After a look at the city’s historic Capilla Royal and a fantastic street performer, there was a stop for dessert. Pio Nono was inspired by Pope Pius IX (1792-1878). In line with the history lesson, Annie’s next stop was Mirador de Morayma restaurant with its spectacular view of Alhambra Palace (aka The Red Fortress). I encourage everyone to read the story of the woman who’s the look-out’s namesake. In the kitchen with Chef Carney, our presenter prepared three dishes. Granada is the Spanish word for pomegranate. So their first creation was Granadian Salad, with pomegranates. I’ve never seen hot oil poured onto a salad but that’s what they did. Next was Habas con Jamón (Fava Beans and Ham), which came together rather simply and quickly. Finally, Smoked Sturgeon with Salmorejo which was more a matter of plating since the components were already cooked. The ladies ate on the terrace with the enormous palace as the background. Carney and her fabulous head of hair was a cheery cooking partner for Annie in this segment, even though she didn’t speak a word of English.

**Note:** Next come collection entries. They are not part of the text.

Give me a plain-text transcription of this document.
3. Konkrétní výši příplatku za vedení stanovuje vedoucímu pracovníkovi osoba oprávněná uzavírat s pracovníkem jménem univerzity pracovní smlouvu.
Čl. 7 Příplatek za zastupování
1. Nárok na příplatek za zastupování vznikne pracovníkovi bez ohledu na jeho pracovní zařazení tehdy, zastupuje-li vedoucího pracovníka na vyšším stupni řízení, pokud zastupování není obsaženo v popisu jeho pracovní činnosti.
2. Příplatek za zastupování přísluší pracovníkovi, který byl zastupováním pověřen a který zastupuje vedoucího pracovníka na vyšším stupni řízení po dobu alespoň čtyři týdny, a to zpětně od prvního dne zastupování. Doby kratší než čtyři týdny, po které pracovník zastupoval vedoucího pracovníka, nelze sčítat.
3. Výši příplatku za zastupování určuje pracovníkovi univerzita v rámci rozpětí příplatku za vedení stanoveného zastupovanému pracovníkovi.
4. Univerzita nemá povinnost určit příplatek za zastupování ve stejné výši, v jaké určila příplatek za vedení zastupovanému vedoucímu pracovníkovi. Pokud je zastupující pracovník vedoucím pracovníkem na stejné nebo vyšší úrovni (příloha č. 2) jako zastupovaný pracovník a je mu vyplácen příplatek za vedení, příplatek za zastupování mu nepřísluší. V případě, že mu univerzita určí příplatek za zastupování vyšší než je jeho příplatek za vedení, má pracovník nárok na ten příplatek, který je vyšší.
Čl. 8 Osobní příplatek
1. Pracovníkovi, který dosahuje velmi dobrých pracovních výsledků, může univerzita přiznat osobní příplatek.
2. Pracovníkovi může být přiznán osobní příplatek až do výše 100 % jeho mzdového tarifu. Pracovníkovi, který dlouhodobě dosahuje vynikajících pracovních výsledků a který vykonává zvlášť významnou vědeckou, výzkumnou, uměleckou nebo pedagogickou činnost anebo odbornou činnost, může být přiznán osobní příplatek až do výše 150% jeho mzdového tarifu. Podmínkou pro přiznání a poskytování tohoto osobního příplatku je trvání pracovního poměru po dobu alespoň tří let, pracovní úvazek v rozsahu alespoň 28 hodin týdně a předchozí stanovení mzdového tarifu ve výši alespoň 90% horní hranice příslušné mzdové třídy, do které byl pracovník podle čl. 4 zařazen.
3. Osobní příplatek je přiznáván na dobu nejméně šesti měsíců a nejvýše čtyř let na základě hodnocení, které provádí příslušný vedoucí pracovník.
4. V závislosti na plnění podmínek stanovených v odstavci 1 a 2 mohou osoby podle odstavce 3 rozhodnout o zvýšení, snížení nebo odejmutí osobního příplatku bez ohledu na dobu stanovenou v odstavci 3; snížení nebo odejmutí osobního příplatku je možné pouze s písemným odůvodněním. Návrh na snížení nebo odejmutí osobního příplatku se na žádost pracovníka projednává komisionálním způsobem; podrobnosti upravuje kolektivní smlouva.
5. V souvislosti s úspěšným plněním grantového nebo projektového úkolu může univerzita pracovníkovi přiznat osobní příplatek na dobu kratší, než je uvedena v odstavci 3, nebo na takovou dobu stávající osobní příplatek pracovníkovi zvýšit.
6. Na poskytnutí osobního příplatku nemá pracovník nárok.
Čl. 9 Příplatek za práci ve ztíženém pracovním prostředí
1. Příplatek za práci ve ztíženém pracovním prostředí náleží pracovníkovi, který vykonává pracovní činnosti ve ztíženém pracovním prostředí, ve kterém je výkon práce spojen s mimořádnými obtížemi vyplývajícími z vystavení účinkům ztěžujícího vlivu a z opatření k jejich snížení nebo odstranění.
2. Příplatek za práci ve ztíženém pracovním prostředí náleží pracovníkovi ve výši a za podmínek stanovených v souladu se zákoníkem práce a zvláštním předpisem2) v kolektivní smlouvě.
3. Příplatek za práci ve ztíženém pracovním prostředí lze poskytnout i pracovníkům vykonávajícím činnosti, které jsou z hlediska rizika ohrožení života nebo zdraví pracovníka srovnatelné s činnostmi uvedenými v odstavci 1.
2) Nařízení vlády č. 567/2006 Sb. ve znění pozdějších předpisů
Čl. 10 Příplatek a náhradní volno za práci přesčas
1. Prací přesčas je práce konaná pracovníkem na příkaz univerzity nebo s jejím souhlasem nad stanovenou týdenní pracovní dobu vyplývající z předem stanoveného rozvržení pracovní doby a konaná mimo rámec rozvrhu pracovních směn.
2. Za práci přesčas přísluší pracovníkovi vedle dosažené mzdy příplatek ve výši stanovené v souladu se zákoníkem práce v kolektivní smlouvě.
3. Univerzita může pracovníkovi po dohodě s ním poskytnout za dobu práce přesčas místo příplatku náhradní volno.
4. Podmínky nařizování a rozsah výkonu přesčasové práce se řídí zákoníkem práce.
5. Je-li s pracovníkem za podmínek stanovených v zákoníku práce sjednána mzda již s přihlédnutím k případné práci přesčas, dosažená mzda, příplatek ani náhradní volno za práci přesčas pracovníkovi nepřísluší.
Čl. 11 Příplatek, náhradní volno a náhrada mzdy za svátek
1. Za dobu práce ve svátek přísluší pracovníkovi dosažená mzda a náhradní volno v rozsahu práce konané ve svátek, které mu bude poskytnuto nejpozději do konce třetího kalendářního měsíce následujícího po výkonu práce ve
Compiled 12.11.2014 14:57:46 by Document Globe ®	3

While still in Granada, the last food we learned about was Phoenician rather than Moroccan. It was an ancient food preparation method for octopus called Pulpo Seco, in the unassuming Bar FM. Owned by señor Francisco ‘Paco’ Martin and his wife, Rosa; they consistently blow their patrons’ minds with incredible seafood. Annie got a first-hand look at how it’s done in the restaurant’s tiny kitchen. The octopus is cut up and its tentacles hung to dry overnight, just like in ancient times except with a little help from modern technology. That is, an electric fan pointed to the dangling appendages. Freshly dried ones are grilled on a flat top then sliced and added to various dishes. Once again, we saw tried and true techniques that may have been updated a bit but essentially remain the same as always.
I highly recommend that anyone seek out a Moroccan or Lebanese restaurant. The warmth and flavour of the spices will put your taste buds to work. It’s a marvellous combination of flavours from Asia, Africa and Europe. If you’re in Trinidad, do seek out Joseph’s Restaurant in Maraval, Trinidad. I had my first taste of some Mediterranean fusion there and it was wonderful! Once again, this show took us off the beaten path, and it was not only enjoyable but enlightening. The music and visuals supported the city’s old world Arab feel. Indeed, as señor Mustafá said, it seemed to be the closest way one could travel to Morocco, without leaving Granada. However, for the viewers of From Spain With Love, this was the best way to learn about Granada’s cuisine without actually going there. The next episode is Olive Oil: Liquid Gold.